Issues related to pain

Medical and technological advances have made pain more manageable today than ever before. However, in many instances pain goes untreated, undertreated or mistreated. Some patients believe that they must live with their pain. Others are afraid to request pain medications for fear of becoming addicted to them, even though this rarely occurs when medications are used properly.

In addition, many physicians have had little training in pain care and may be unaware or not fully informed of treatments that can help to relieve pain. When used properly under the close supervision of a physician, medications such as opioids can be used to treat pain without causing dependency and addiction.

It is important for patients to seek advice from a pain physician earlier in the course of the pain. Patients should not be embarrassed about their pain or afraid to voice their concerns out of fear of appearing weak or complaining. Pain that goes untreated may worsen other health problems, delay recovery and interfere with the healing process. Untreated pain worsens not only overall pain control but also the patient’s qualify of life. It is important that patients seek out proper care and not give up until they find an effective method of pain relief.

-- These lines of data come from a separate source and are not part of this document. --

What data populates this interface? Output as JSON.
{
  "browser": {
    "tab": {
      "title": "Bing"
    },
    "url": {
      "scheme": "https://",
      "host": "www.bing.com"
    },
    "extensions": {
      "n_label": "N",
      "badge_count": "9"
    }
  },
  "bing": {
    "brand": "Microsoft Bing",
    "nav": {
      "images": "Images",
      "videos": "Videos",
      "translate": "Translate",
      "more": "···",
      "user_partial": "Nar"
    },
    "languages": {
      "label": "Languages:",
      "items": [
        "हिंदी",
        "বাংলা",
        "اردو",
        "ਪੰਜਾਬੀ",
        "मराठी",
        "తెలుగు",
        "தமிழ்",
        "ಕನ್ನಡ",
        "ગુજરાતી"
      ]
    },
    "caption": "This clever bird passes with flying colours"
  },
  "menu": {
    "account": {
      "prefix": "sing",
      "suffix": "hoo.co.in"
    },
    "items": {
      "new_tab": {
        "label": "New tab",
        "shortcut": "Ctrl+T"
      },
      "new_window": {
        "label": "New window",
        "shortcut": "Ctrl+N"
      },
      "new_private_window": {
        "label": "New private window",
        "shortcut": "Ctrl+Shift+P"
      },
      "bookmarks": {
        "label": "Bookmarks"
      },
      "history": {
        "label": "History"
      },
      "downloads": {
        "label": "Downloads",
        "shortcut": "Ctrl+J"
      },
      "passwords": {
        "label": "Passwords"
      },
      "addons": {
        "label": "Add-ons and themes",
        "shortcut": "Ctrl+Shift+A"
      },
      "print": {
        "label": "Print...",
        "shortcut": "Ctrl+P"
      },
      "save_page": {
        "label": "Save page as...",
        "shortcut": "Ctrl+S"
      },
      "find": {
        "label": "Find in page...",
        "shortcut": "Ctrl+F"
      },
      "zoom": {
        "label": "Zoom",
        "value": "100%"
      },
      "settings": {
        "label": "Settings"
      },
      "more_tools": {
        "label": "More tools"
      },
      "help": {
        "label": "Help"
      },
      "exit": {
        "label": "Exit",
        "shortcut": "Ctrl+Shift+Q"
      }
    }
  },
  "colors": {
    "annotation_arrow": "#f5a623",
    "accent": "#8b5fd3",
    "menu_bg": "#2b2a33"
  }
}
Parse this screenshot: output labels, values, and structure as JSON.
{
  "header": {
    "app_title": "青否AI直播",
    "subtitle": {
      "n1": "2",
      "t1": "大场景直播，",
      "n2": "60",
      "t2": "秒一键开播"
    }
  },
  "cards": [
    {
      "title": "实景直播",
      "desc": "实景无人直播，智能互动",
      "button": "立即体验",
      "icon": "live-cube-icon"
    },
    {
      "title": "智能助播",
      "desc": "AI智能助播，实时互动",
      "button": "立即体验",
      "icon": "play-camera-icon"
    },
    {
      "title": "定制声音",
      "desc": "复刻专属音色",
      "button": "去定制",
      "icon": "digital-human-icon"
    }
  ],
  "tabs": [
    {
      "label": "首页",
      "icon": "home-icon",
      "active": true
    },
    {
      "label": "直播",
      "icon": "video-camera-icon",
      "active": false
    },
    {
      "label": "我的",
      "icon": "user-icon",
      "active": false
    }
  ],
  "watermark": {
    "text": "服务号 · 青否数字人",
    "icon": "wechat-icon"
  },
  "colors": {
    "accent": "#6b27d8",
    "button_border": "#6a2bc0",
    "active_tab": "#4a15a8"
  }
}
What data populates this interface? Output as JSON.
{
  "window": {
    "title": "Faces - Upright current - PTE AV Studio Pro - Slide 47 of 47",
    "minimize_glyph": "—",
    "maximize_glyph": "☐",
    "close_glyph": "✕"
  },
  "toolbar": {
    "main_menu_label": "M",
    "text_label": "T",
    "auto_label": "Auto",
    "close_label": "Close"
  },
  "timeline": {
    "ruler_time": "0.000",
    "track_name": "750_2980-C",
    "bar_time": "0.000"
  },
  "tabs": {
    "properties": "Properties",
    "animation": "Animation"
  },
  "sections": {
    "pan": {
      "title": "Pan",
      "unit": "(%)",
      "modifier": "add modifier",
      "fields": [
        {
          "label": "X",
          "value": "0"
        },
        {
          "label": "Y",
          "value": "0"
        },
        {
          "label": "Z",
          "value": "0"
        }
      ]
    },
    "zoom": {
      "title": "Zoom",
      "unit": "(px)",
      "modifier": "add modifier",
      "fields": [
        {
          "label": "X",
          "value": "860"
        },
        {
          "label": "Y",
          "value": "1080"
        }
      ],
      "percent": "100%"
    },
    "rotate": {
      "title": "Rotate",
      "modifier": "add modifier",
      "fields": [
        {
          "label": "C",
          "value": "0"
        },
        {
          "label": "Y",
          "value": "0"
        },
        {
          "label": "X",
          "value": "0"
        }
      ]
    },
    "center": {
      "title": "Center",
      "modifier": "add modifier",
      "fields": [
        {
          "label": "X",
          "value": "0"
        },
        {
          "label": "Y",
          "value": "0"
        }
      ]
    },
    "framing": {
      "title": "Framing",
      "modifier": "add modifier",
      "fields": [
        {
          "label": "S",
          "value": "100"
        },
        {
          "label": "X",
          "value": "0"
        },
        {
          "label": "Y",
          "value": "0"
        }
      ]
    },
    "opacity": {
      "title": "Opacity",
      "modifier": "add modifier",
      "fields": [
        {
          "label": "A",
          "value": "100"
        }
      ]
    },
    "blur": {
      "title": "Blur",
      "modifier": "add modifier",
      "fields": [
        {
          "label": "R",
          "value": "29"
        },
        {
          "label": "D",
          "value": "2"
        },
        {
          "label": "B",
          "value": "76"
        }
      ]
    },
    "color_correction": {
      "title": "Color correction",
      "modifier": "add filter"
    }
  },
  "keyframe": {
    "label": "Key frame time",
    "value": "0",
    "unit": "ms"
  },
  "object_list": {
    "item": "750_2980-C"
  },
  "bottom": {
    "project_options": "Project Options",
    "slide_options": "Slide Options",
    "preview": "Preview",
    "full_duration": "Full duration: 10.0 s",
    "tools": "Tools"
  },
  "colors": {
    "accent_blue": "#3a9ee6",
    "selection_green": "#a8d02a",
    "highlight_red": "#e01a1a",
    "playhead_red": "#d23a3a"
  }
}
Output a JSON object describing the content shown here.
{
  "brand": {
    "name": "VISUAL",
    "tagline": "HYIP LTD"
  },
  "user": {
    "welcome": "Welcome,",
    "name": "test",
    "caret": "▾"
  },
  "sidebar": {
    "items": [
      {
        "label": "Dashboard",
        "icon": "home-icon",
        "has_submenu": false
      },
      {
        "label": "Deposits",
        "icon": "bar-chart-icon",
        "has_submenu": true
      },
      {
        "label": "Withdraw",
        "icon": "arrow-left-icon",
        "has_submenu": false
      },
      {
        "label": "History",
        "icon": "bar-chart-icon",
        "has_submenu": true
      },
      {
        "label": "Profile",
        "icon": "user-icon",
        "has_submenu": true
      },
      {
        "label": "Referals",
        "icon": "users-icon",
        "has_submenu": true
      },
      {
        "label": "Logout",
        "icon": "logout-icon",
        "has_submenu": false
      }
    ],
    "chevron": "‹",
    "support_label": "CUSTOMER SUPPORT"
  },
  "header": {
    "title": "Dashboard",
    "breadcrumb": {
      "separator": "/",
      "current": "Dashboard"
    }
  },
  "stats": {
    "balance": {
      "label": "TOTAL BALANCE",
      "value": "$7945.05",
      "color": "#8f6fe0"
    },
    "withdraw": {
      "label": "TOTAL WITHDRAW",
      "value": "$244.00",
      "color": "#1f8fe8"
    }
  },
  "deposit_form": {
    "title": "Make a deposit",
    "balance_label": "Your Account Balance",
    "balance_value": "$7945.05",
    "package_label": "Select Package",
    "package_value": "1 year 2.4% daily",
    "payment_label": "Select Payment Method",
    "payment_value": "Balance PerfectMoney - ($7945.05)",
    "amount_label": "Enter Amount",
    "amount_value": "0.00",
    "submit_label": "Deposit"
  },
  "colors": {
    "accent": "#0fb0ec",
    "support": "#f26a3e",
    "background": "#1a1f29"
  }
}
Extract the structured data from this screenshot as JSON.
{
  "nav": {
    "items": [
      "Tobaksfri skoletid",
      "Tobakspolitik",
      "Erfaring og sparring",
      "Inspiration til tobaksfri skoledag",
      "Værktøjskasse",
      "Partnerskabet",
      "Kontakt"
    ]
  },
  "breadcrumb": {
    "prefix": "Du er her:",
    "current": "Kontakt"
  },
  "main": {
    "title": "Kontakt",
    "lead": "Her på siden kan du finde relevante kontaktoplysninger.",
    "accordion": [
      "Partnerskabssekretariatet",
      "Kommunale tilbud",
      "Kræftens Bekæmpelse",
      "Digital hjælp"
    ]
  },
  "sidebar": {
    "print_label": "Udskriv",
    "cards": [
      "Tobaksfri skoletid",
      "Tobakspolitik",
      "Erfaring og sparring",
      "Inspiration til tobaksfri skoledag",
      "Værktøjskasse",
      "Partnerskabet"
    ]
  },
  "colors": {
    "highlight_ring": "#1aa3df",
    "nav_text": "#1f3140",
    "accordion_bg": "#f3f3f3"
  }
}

Questions for your doctor on pain management

Patients may wish to ask their doctor the following questions about pain management:

  • What are my options for pain relief?
  • Which medications can help treat my pain?
  • When over-the-counter drugs don’t help, which prescription drugs can?
  • Which allied health professions and treatments can help alleviate my pain?
  • Which modalities can help treat my pain?
  • Which types of heat therapy, cold therapy or other modalities can I safely use at home?
  • How can I tell which complementary and alternative treatments are legitimate and which are useless or harmful? Do you recommend any alternative treatments for me?
  • What is a pain specialist? Should I see one to help reduce my pain?
  • Where can I find a good pain specialist?
  • What should I look for in a sound pain management program?